A research team from the German Institute of Human Nutrition Potsdam-Rehbruecke in Nuthetal observed that mice harboring human gut bacteria including C. ramosum
gained weight when fed a high-fat diet. Mice that did not have C. ramosum
were less obese even when consuming a high-fat diet, and mice that had C. ramosum
but consumed a low-fat diet also stayed lean.
Previous studies have found C. ramosum
and other representatives of the Erysipelotrichi class in obese humans, said senior study author Michael Blaut, PhD, head of the institute's Department of Gastrointestinal Microbiology. This suggests that growth of this organism in the digestive tract is stimulated by high-fat diets, which in turn improves nutrient uptake and enhances the effect of such diets on body weight and body fat.
"We were surprised that presence or absence of one species in a defined bacterial community affected body weight and body fat development in mice," says Blaut.
Blaut and colleagues investigated the role of C. ramosum
in three groups of mice: some harbored a simplified human intestinal microbiota (bacteria) of eight bacterial species including C. ramosum
; some had simplified human intestinal microbiota except for C. ramosum
, and some had C. ramosum
only. The researchers called the first group SIHUMI, the second group SIHUMIw/oCra and the third group Cra. Mice were fed either a high-fat diet or low-fat diet for four weeks.

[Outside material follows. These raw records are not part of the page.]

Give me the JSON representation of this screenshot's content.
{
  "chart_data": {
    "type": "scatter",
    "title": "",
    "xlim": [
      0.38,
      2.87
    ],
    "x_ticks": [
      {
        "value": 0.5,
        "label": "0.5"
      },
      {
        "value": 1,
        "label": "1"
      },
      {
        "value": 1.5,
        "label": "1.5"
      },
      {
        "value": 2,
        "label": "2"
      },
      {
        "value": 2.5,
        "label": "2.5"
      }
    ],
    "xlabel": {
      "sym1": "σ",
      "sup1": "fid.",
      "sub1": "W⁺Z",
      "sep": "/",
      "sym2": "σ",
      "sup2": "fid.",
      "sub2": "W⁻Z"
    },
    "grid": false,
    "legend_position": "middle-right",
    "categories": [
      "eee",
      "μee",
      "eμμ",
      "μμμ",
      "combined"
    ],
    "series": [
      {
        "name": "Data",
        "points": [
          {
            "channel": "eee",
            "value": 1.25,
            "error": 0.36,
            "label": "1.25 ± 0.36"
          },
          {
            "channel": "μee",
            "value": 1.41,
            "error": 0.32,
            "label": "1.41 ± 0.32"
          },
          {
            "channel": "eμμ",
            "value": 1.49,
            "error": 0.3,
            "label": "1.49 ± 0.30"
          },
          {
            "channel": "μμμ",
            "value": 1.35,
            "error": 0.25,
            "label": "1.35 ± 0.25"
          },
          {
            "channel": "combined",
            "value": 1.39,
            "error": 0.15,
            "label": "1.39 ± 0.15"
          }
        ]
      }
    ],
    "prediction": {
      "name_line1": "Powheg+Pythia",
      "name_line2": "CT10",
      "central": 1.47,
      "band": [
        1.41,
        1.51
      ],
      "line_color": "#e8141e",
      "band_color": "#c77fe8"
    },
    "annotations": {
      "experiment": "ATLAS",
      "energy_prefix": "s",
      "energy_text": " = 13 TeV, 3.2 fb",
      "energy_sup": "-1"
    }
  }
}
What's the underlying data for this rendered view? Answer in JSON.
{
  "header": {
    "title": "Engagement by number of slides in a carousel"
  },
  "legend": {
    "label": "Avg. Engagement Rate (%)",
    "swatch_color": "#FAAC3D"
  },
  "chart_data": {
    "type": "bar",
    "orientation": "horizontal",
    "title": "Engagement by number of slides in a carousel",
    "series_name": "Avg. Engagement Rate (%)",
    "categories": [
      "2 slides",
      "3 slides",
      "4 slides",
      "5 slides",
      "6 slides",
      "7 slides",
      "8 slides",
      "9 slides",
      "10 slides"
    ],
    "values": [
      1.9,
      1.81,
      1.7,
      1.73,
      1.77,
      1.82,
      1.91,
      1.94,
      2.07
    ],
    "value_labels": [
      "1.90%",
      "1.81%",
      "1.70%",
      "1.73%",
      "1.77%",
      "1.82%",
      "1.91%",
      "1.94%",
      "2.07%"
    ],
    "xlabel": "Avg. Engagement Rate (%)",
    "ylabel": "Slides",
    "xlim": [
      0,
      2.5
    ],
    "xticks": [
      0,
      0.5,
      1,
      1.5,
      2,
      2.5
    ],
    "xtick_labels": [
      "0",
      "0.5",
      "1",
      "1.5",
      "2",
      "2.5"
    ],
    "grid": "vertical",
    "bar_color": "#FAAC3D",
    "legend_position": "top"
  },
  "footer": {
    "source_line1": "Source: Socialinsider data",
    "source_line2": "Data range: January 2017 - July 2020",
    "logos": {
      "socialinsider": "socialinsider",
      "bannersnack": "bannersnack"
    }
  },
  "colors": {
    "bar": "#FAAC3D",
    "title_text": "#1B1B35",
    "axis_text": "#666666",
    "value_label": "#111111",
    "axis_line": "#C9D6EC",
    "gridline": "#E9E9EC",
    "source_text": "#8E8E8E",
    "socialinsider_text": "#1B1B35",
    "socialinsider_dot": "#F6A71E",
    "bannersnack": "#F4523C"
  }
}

After four weeks eating a high-fat diet, the mouse groups did not differ in energy intake, diet digestibility, and selected markers of low-grade inflammation. However, SIHUMI mice and Cra mice fed a high-fat diet gained significantly more body weight and body fat, which implies that they converted food more efficiently to energy than did the SIHUMIw/oCra mice. By contrast, all groups of mice fed a low-fat diet stayed lean, indicating that the obesity effect of C. ramosum
only occurred on high-fat diets.
The obese SIHUMI and Cra mice also had higher gene expression of glucose transporter 2 (Glut2), a protein that enables absorption of glucose and fructose, and fat transport proteins including fatty acid translocase (Cd36).
"Our results indicate that Clostridium ramosum improves nutrient uptake in the small intestine and thereby promotes obesity," Blaut said. Associations between obesity and increased levels of lipopolysaccharides (components of the cell wall of gram-negative bacteria) causing inflammation, or increased formation of molecules called short chain fatty acids, reported by other researchers, were not found in this study, he said: "This possibly means that there is more than one mechanism underlying the promotion of obesity by intestinal bacteria."
Through additional studies Blaut said he hopes to learn more about how C. ramosum
affects its host's energy metabolism and whether similar results occur in conventional mice given the bacteria. "Unraveling the underlying mechanism may help to develop new strategies in the prevention or treatment of obesity," he said.